- Flag Coat of arms
- Interactive map of Gmina Grębów
- Coordinates (Grębów): 50°34′N 21°52′E﻿ / ﻿50.567°N 21.867°E
- Country: Poland
- Voivodeship: Subcarpathian
- County: Tarnobrzeg County
- Seat: Grębów

Area
- • Total: 186.28 km^{2} (71.92 sq mi)

Population (2006)
- • Total: 9,703
- • Density: 52.09/km^{2} (134.9/sq mi)
- Website: http://www.grebow.com.pl/

= Gmina Grębów =

Gmina Grębów is a rural gmina (administrative district) in Tarnobrzeg County, Subcarpathian Voivodeship, in south-eastern Poland.

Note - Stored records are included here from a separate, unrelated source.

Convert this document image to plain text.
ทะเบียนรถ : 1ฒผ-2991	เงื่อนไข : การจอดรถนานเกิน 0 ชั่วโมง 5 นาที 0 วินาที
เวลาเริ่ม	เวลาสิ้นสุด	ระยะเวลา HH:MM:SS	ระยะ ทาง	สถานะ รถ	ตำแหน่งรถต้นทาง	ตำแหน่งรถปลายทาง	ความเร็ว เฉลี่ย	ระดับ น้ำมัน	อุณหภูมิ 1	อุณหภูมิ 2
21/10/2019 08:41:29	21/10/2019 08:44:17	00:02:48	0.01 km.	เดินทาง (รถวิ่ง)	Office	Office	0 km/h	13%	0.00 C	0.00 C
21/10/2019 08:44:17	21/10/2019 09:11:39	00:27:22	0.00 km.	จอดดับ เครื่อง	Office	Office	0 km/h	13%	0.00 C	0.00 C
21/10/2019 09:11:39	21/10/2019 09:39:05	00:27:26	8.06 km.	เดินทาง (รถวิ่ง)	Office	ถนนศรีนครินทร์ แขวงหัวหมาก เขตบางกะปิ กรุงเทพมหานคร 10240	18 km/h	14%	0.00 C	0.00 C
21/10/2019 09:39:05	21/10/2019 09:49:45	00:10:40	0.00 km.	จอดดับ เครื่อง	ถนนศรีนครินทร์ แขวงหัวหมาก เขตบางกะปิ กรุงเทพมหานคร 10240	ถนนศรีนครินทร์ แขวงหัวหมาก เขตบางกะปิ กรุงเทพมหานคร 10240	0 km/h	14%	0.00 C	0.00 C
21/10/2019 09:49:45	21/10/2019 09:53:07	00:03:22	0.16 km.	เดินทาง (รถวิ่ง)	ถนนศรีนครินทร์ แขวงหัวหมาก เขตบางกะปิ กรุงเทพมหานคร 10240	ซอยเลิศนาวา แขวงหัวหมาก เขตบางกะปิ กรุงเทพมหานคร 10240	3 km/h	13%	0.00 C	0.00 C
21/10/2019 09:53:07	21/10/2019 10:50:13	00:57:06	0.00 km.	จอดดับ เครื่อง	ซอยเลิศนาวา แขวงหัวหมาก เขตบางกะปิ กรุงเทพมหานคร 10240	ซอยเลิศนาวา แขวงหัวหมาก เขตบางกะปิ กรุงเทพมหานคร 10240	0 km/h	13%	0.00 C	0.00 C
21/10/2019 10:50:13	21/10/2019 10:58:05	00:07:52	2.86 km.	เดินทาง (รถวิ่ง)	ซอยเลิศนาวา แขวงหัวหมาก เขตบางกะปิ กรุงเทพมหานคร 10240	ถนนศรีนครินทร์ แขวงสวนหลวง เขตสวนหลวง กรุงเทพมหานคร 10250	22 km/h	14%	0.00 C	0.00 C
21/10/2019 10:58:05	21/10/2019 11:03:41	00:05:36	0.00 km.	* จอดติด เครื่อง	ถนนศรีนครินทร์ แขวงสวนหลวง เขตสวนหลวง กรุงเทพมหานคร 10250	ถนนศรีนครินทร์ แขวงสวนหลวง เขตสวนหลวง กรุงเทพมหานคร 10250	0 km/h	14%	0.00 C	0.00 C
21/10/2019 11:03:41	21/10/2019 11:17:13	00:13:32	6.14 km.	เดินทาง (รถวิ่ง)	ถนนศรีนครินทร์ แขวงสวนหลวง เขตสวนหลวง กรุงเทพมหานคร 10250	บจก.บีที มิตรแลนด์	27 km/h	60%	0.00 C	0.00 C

Its seat is the village of Grębów, which lies approximately 14 km east of Tarnobrzeg and 60 km north of the regional capital Rzeszów.

The gmina covers an area of 186.28 km2, and as of 2006 its total population is 9,703.

==Villages==
Gmina Grębów contains the villages and settlements of Grądki, Grębów, Jamnica, Kąt, Krawce, Niwa, Nowy Grębów, Palędzie, Piasek, Poręby Furmańskie, Rynek, Sokół, Stale, Szlachecka, Wiry, Wydrza, Zabrnie Górne, Zapolednik and Żupawa.

==Neighbouring gminas==
Gmina Grębów is bordered by the towns of Stalowa Wola and Tarnobrzeg, and by the gminas of Bojanów, Gorzyce, Nowa Dęba and Zaleszany.